On Brexit, it is now time for business executives to move from the politics to the practicalities.

Assuming that Brexit is happening and there will be negotiations between the UK and the rest of the EU, executives need to identify what their company and their sector require to emerge from those negotiations.

Executives need to compile a shopping list of what needs to remain or change in the post-Brexit environment.

The question to ask is: "what do we need to ensure that this business continues with minimal interruption?" Answering that question involves identifying the ways in which EU law and practice currently help the company or sector to trade more easily. Put another way, what would be the legal obstacles that would have to be overcome post-Brexit?

The shopping list could comprise of, for example, provisions on licensing, authorisation, passporting, movement of people, mutual recognition of qualifications or standards as well as tariffs/fee-free arrangements.  One wants to avoid tariffs or charges but also obstacles to the business actually trading.  Some businesses may even need State aid or restructuring aid to deal with the seismic changes.

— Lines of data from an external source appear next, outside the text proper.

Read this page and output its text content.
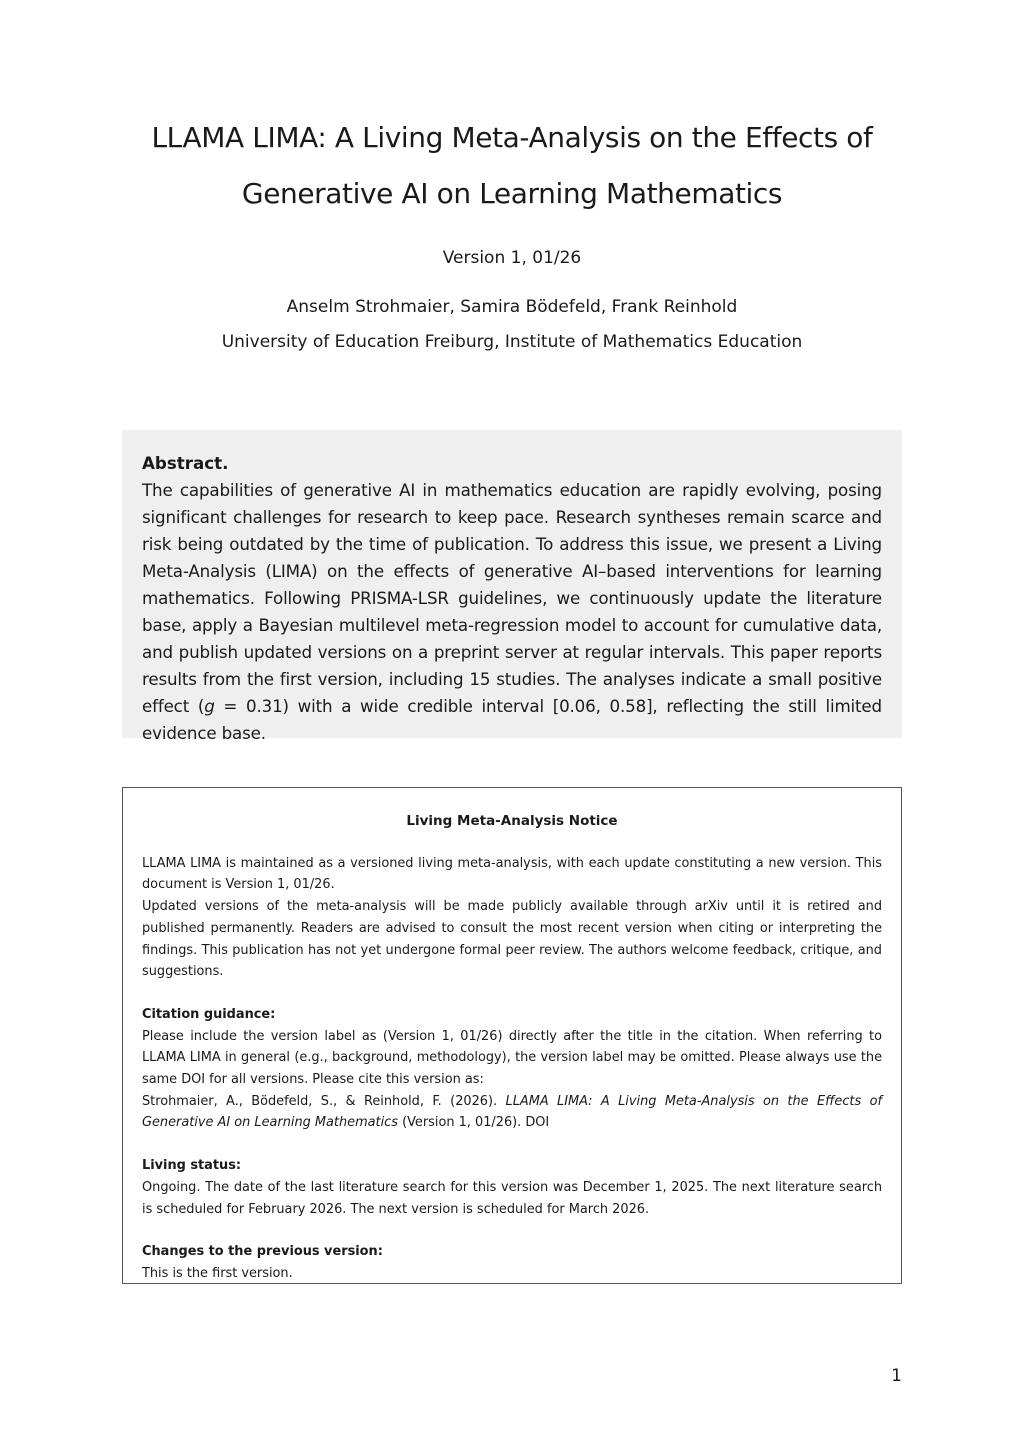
LLAMA LIMA: A Living Meta-Analysis on the Effects of
Generative AI on Learning Mathematics
Version 1, 01/26
Anselm Strohmaier, Samira Bödefeld, Frank Reinhold
University of Education Freiburg, Institute of Mathematics Education
Abstract.

The capabilities of generative AI in mathematics education are rapidly evolving, posing significant challenges for research to keep pace. Research syntheses remain scarce and risk being outdated by the time of publication. To address this issue, we present a Living Meta-Analysis (LIMA) on the effects of generative AI–based interventions for learning mathematics. Following PRISMA-LSR guidelines, we continuously update the literature base, apply a Bayesian multilevel meta-regression model to account for cumulative data, and publish updated versions on a preprint server at regular intervals. This paper reports results from the first version, including 15 studies. The analyses indicate a small positive effect (g = 0.31) with a wide credible interval [0.06, 0.58], reflecting the still limited evidence base.

Living Meta-Analysis Notice

LLAMA LIMA is maintained as a versioned living meta-analysis, with each update constituting a new version. This document is Version 1, 01/26.

Updated versions of the meta-analysis will be made publicly available through arXiv until it is retired and published permanently. Readers are advised to consult the most recent version when citing or interpreting the findings. This publication has not yet undergone formal peer review. The authors welcome feedback, critique, and suggestions.

Citation guidance:

Please include the version label as (Version 1, 01/26) directly after the title in the citation. When referring to LLAMA LIMA in general (e.g., background, methodology), the version label may be omitted. Please always use the same DOI for all versions. Please cite this version as:

Strohmaier, A., Bödefeld, S., & Reinhold, F. (2026). LLAMA LIMA: A Living Meta-Analysis on the Effects of Generative AI on Learning Mathematics (Version 1, 01/26). DOI

Living status:

Ongoing. The date of the last literature search for this version was December 1, 2025. The next literature search is scheduled for February 2026. The next version is scheduled for March 2026.

Changes to the previous version:

This is the first version.

1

Businesses and sectors could then brief governments on their shopping lists to try to ensure that those lists are part of the negotiating agenda.

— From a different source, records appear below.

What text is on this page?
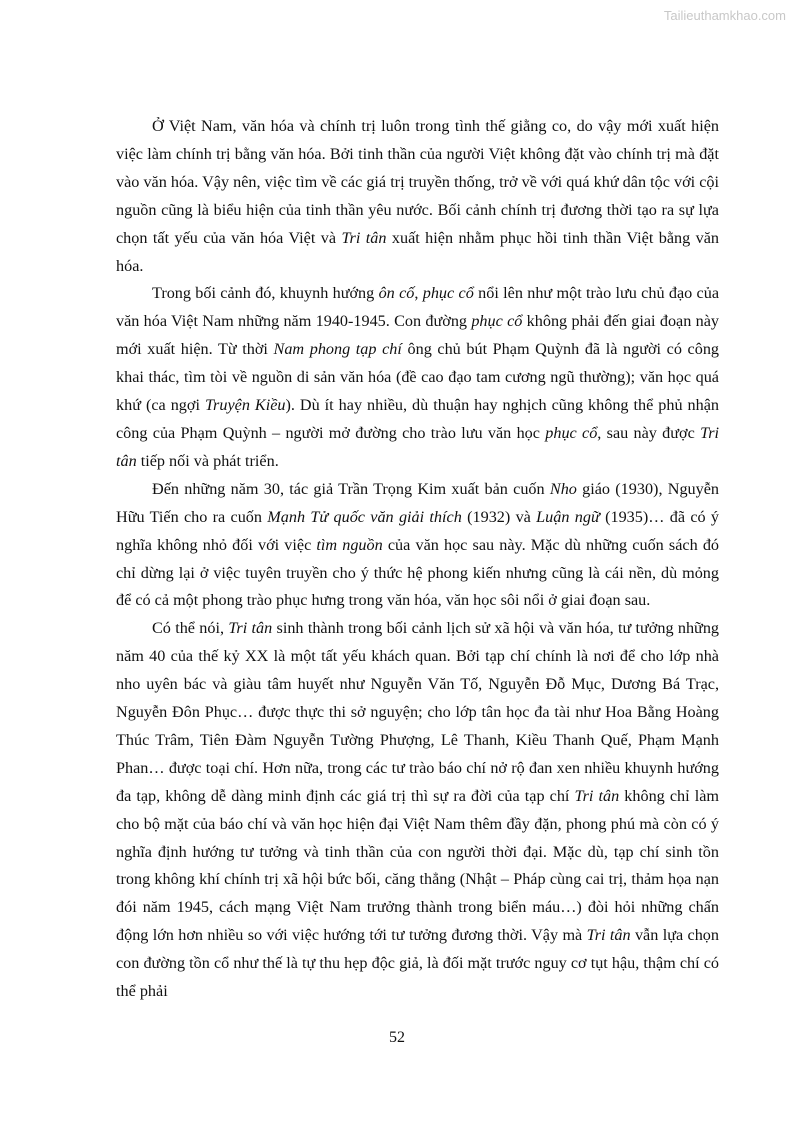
Tailieuthamkhao.com

Ở Việt Nam, văn hóa và chính trị luôn trong tình thế giằng co, do vậy mới xuất hiện việc làm chính trị bằng văn hóa. Bởi tinh thần của người Việt không đặt vào chính trị mà đặt vào văn hóa. Vậy nên, việc tìm về các giá trị truyền thống, trở về với quá khứ dân tộc với cội nguồn cũng là biểu hiện của tinh thần yêu nước. Bối cảnh chính trị đương thời tạo ra sự lựa chọn tất yếu của văn hóa Việt và Tri tân xuất hiện nhằm phục hồi tinh thần Việt bằng văn hóa.

Trong bối cảnh đó, khuynh hướng ôn cố, phục cổ nổi lên như một trào lưu chủ đạo của văn hóa Việt Nam những năm 1940-1945. Con đường phục cổ không phải đến giai đoạn này mới xuất hiện. Từ thời Nam phong tạp chí ông chủ bút Phạm Quỳnh đã là người có công khai thác, tìm tòi về nguồn di sản văn hóa (đề cao đạo tam cương ngũ thường); văn học quá khứ (ca ngợi Truyện Kiều). Dù ít hay nhiều, dù thuận hay nghịch cũng không thể phủ nhận công của Phạm Quỳnh – người mở đường cho trào lưu văn học phục cổ, sau này được Tri tân tiếp nối và phát triển.

Đến những năm 30, tác giả Trần Trọng Kim xuất bản cuốn Nho giáo (1930), Nguyễn Hữu Tiến cho ra cuốn Mạnh Tử quốc văn giải thích (1932) và Luận ngữ (1935)… đã có ý nghĩa không nhỏ đối với việc tìm nguồn của văn học sau này. Mặc dù những cuốn sách đó chỉ dừng lại ở việc tuyên truyền cho ý thức hệ phong kiến nhưng cũng là cái nền, dù mỏng để có cả một phong trào phục hưng trong văn hóa, văn học sôi nổi ở giai đoạn sau.

Có thể nói, Tri tân sinh thành trong bối cảnh lịch sử xã hội và văn hóa, tư tưởng những năm 40 của thế kỷ XX là một tất yếu khách quan. Bởi tạp chí chính là nơi để cho lớp nhà nho uyên bác và giàu tâm huyết như Nguyễn Văn Tố, Nguyễn Đỗ Mục, Dương Bá Trạc, Nguyễn Đôn Phục… được thực thi sở nguyện; cho lớp tân học đa tài như Hoa Bằng Hoàng Thúc Trâm, Tiên Đàm Nguyễn Tường Phượng, Lê Thanh, Kiều Thanh Quế, Phạm Mạnh Phan… được toại chí. Hơn nữa, trong các tư trào báo chí nở rộ đan xen nhiều khuynh hướng đa tạp, không dễ dàng minh định các giá trị thì sự ra đời của tạp chí Tri tân không chỉ làm cho bộ mặt của báo chí và văn học hiện đại Việt Nam thêm đầy đặn, phong phú mà còn có ý nghĩa định hướng tư tưởng và tinh thần của con người thời đại. Mặc dù, tạp chí sinh tồn trong không khí chính trị xã hội bức bối, căng thẳng (Nhật – Pháp cùng cai trị, thảm họa nạn đói năm 1945, cách mạng Việt Nam trưởng thành trong biển máu…) đòi hỏi những chấn động lớn hơn nhiều so với việc hướng tới tư tưởng đương thời. Vậy mà Tri tân vẫn lựa chọn con đường tồn cổ như thế là tự thu hẹp độc giả, là đối mặt trước nguy cơ tụt hậu, thậm chí có thể phải

52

Briefing one's own government is critical but briefing other governments is also important.  They may also see the benefit for their own industry too.  And a critical mass needs to be built up because the negotiations will be complex: there are 27 remaining EU Member States, 3 European Economic Area States, a host of EU institutions, national parliaments and a plethora of lobbying groups.

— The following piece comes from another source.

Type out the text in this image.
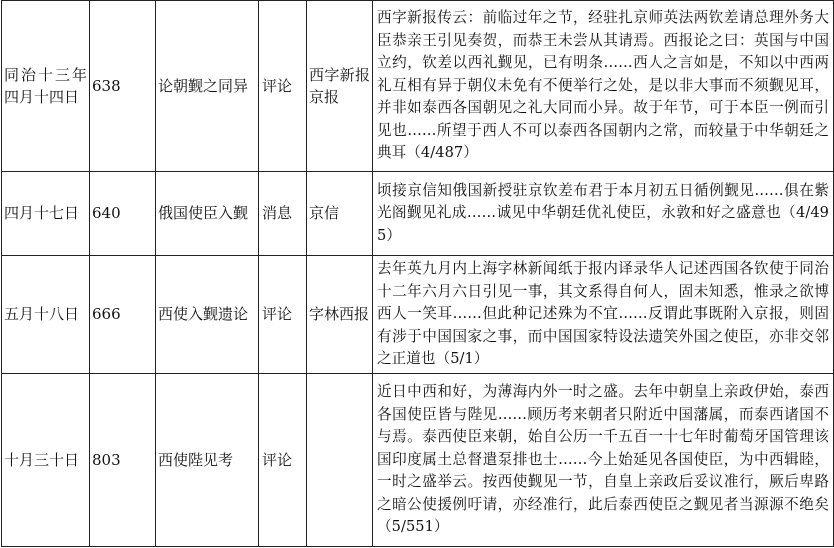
同治十三年四月十四日	638	论朝觐之同异	评论	西字新报京报	西字新报传云：前临过年之节，经驻扎京师英法两钦差请总理外务大臣恭亲王引见奏贺，而恭王未尝从其请焉。西报论之曰：英国与中国立约，钦差以西礼觐见，已有明条……西人之言如是，不知以中西两礼互相有异于朝仪未免有不便举行之处，是以非大事而不须觐见耳，并非如泰西各国朝见之礼大同而小异。故于年节，可于本臣一例而引见也……所望于西人不可以泰西各国朝内之常，而较量于中华朝廷之典耳（4/487）
四月十七日	640	俄国使臣入觐	消息	京信	顷接京信知俄国新授驻京钦差布君于本月初五日循例觐见……俱在紫光阁觐见礼成……诚见中华朝廷优礼使臣，永敦和好之盛意也（4/495）
五月十八日	666	西使入觐遗论	评论	字林西报	去年英九月内上海字林新闻纸于报内译录华人记述西国各钦使于同治十二年六月六日引见一事，其文系得自何人，固未知悉，惟录之欲博西人一笑耳……但此种记述殊为不宜……反谓此事既附入京报，则固有涉于中国国家之事，而中国国家特设法遗笑外国之使臣，亦非交邻之正道也（5/1）
十月三十日	803	西使陛见考	评论		近日中西和好，为薄海内外一时之盛。去年中朝皇上亲政伊始，泰西各国使臣皆与陛见……顾历考来朝者只附近中国藩属，而泰西诸国不与焉。泰西使臣来朝，始自公历一千五百一十七年时葡萄牙国管理该国印度属土总督遣泵排也士……今上始延见各国使臣，为中西辑睦，一时之盛举云。按西使觐见一节，自皇上亲政后妥议准行，厥后卑路之暗公使援例吁请，亦经准行，此后泰西使臣之觐见者当源源不绝矣（5/551）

Briefing the UK government is critical because there is an obvious tactical value in any negotiation, where one is not present, to create a situation where both sides of the table are calling for the same result.  The UK has the advantage of not wanting to damage industry either (provided UK industry is not affected) so it may be a powerful ally.

It would also be important to brief the European Commission because it needs to know what will help a business that is remaining within the EU.

Keeping EU law in mind is critical in the compilation of the shopping list and the negotiation of the deal.  EU law constrains what the EU and the remaining Member States may do in the negotiations.  For example, there cannot easily be special bilateral deals, discrimination or breaches of existing EU law.  Equally, there are ways in crafting and presenting arguments which are compatible with EU law and are more likely to succeed. There is no point in compiling a wonderful wish list which cannot be delivered under EU law. It needs to be EU law proofed.

Any lobbying needs to comply with EU and national lobbying rules.

Equally, such lobbying needs to comply with competition law - for example, competitors must not exchange competitively sensitive information.

As we move from the politics to the practicalities, it is time to move from the shock to the shopping list to protect businesses and the jobs in those businesses.